Secondo supplemento. Articolo segreto per la pace perpetua
Un articolo segreto nelle trattative del diritto pubblico (in Verhandlungen des öffentlichen Rechts) è
obiettivamente, cioè considerato nel suo contenuto, una contraddizione, ma, giudicato soggettivamente,
cioè in base alla qualità della persona che lo detta, può benissimo contenere un elemento di segretezza, nel
senso che questa persona crede nocivo alla sua dignità il dichiararsi pubblicamente autore di esso.
L’unico articolo di questo genere è contenuto nel principio: “Le massime dei filosofi circa le condizioni
che rendono possibile la pace pubblica devono essere prese in considerazione dagli Stati armati per la
guerra.
Sembra ora una diminuzione di prestigio per l'autorità legislativa di uno Stato al quale si deve naturalmente
attribuire la più grande saggezza, che riguardo ai princìpi del suo comportamento verso altri Stati esso
chieda insegnamento ai sudditi (i fìlosofi) anche se è assai consigliabile che 1o faccia. Lo Stato perciò li
esorterà perciò silenziosamente (cioè segretamente) a questo: Li lascerà cioè parlare liberamente e
pubblicamente sulle massime generali per conduzione della guerra e stabilire la pace (il che essi non
mancheranno di fare spontaneamènte, purché non ne siano impediti). D’altronde il reciproco accordo degli
Stati su questo punto non ha bisogno di alcuna speciale convenzione tra essi, ma risiede già
nell’obbligazione imposta dalla ragione umana universale, moralmente legislatrice. Con ciò non è detto
che lo Stato debba dare la preferenza alle massime del filosofo piuttosto che alle decisioni del giurista
(rappresentante del potere statale), ma solo che lo si ascolti. Quest'ultimo, che ha assunto a proprio simbolo
la bilancia del diritto e insieme anche la spada della giustizia, si serve di solito della spada, e ciò non già
per tener lontano dalla giustizia ogni influenza estranea, ma per aggiungere il peso della spada (vae victis)
se uno dei piatti della bilancia non vuole abbassarsi. A ciò il giurista che non sia ad un tempo filosofo
(anche per quel che riguarda la moralità) è massimamente tentato, essendo suo compito esclusivo di
applicare le leggi vigenti e non di ricercare se esse abbiano bisogno di essere migliorate; e la sua funzione,
che nel fatto è di grado inferiore, egli la considera superiore solo perché si accompagna con la forza (come
è il caso anche per quel che riguarda le altre due funzioni). La funzione del filosofo viene a trovarsi, tra
queste forze coalizzate, su un gradino molto inferiore. Così si dice ad esempio che la filosofia è l’ancella
della teologia (e altrettanto vale per le altre due funzioni). Ma non si fa bene attenzione “se essa porti la
fiaccola avanti alle sue graziose signore o ne regga lo strascico”.
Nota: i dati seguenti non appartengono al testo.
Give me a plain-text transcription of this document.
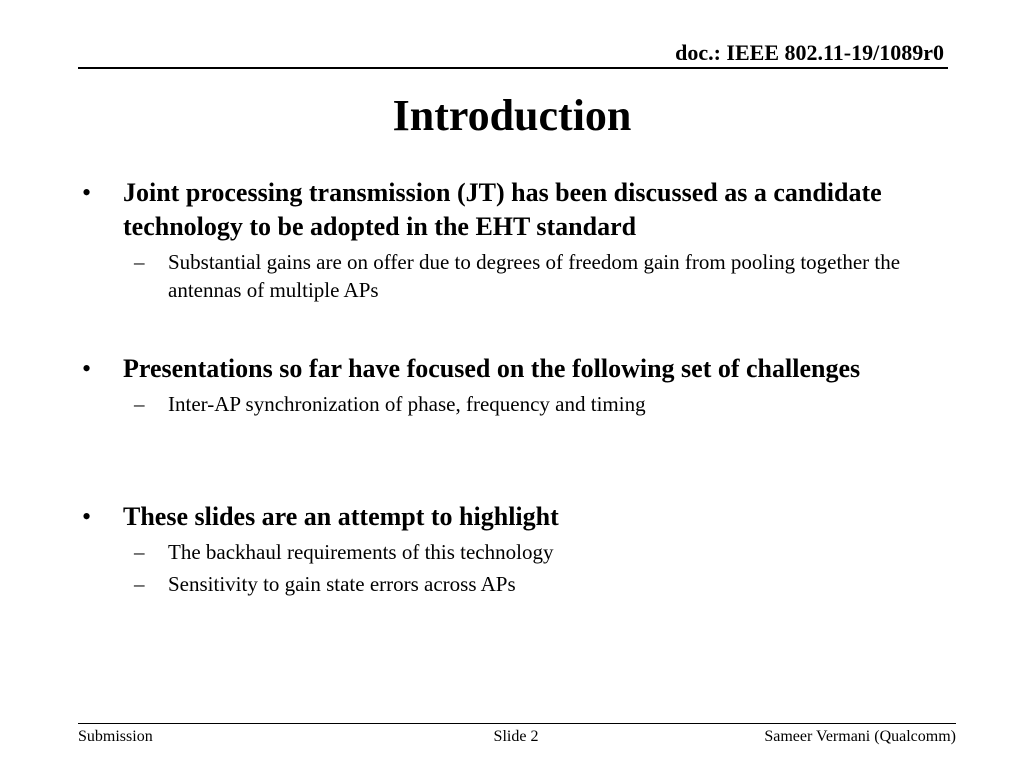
doc.: IEEE 802.11-19/1089r0
Introduction
•	Joint processing transmission (JT) has been discussed as a candidate technology to be adopted in the EHT standard
–	Substantial gains are on offer due to degrees of freedom gain from pooling together the antennas of multiple APs
•	Presentations so far have focused on the following set of challenges
–	Inter-AP synchronization of phase, frequency and timing
•	These slides are an attempt to highlight
–	The backhaul requirements of this technology
–	Sensitivity to gain state errors across APs
Submission	Slide 2	Sameer Vermani (Qualcomm)
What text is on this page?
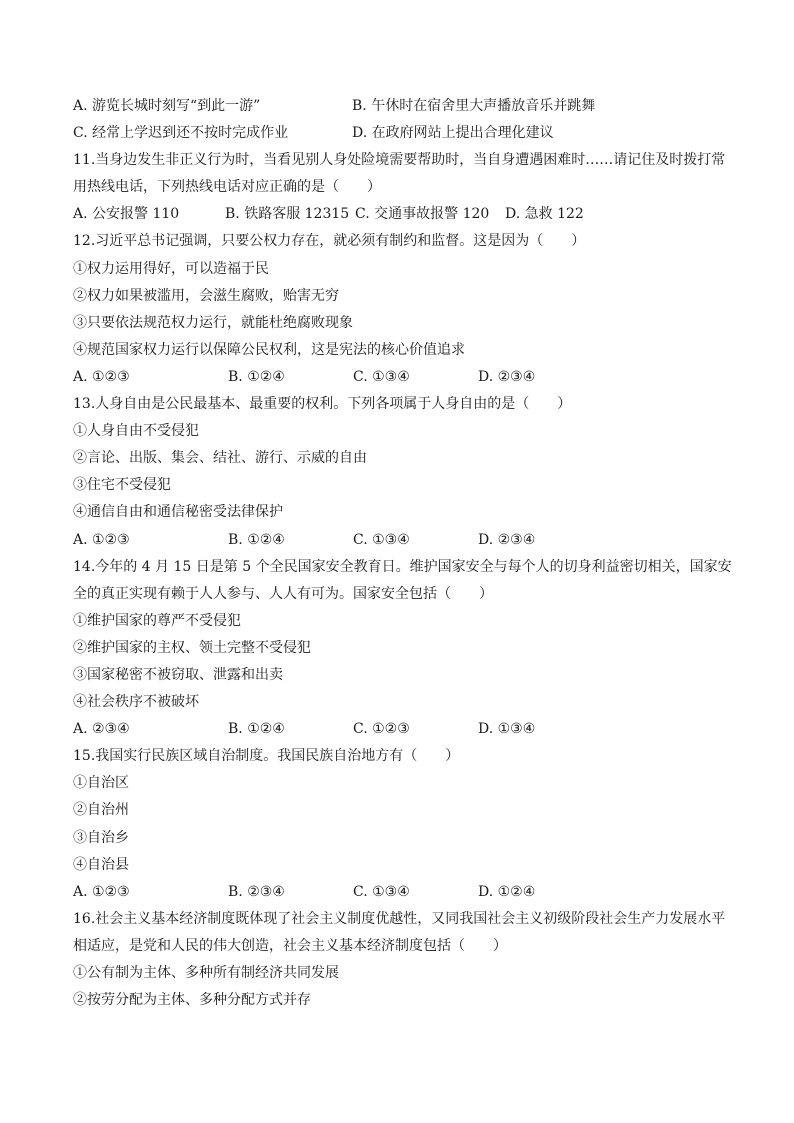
A. 游览长城时刻写“到此一游”	B. 午休时在宿舍里大声播放音乐并跳舞
C. 经常上学迟到还不按时完成作业	D. 在政府网站上提出合理化建议
11.当身边发生非正义行为时，当看见别人身处险境需要帮助时，当自身遭遇困难时……请记住及时拨打常
用热线电话，下列热线电话对应正确的是（　　）
A. 公安报警 110	B. 铁路客服 12315 C. 交通事故报警 120	D. 急救 122
12.习近平总书记强调，只要公权力存在，就必须有制约和监督。这是因为（　　）
①权力运用得好，可以造福于民
②权力如果被滥用，会滋生腐败，贻害无穷
③只要依法规范权力运行，就能杜绝腐败现象
④规范国家权力运行以保障公民权利，这是宪法的核心价值追求
A. ①②③	B. ①②④	C. ①③④	D. ②③④
13.人身自由是公民最基本、最重要的权利。下列各项属于人身自由的是（　　）
①人身自由不受侵犯
②言论、出版、集会、结社、游行、示威的自由
③住宅不受侵犯
④通信自由和通信秘密受法律保护
A. ①②③	B. ①②④	C. ①③④	D. ②③④
14.今年的 4 月 15 日是第 5 个全民国家安全教育日。维护国家安全与每个人的切身利益密切相关，国家安
全的真正实现有赖于人人参与、人人有可为。国家安全包括（　　）
①维护国家的尊严不受侵犯
②维护国家的主权、领土完整不受侵犯
③国家秘密不被窃取、泄露和出卖
④社会秩序不被破坏
A. ②③④	B. ①②④	C. ①②③	D. ①③④
15.我国实行民族区域自治制度。我国民族自治地方有（　　）
①自治区
②自治州
③自治乡
④自治县
A. ①②③	B. ②③④	C. ①③④	D. ①②④
16.社会主义基本经济制度既体现了社会主义制度优越性，又同我国社会主义初级阶段社会生产力发展水平
相适应，是党和人民的伟大创造，社会主义基本经济制度包括（　　）
①公有制为主体、多种所有制经济共同发展
②按劳分配为主体、多种分配方式并存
Non dobbiamo aspettarci che i re filosofeggino o i filosofi divengano re, e nemmeno desiderarlo, perché il
possesso della violenza corrompe inevitabilmente il libero giudizio della ragione. Che, però, i sovrani, o i
popoli sovrani (che si reggono da sé secondo leggi di uguaglianza) non lascino scomparire o ammutolire la
classe dei filosofi, bensì che la lascino par1are pubblicamente, questo è indispensabile ad entrambi, al fine
di illuminare le proprie occupazioni, e perché, essendo questa classe per sua natura immune da spirito
fazioso ed incapace di cospirare, non può essere tacciata di propaganda.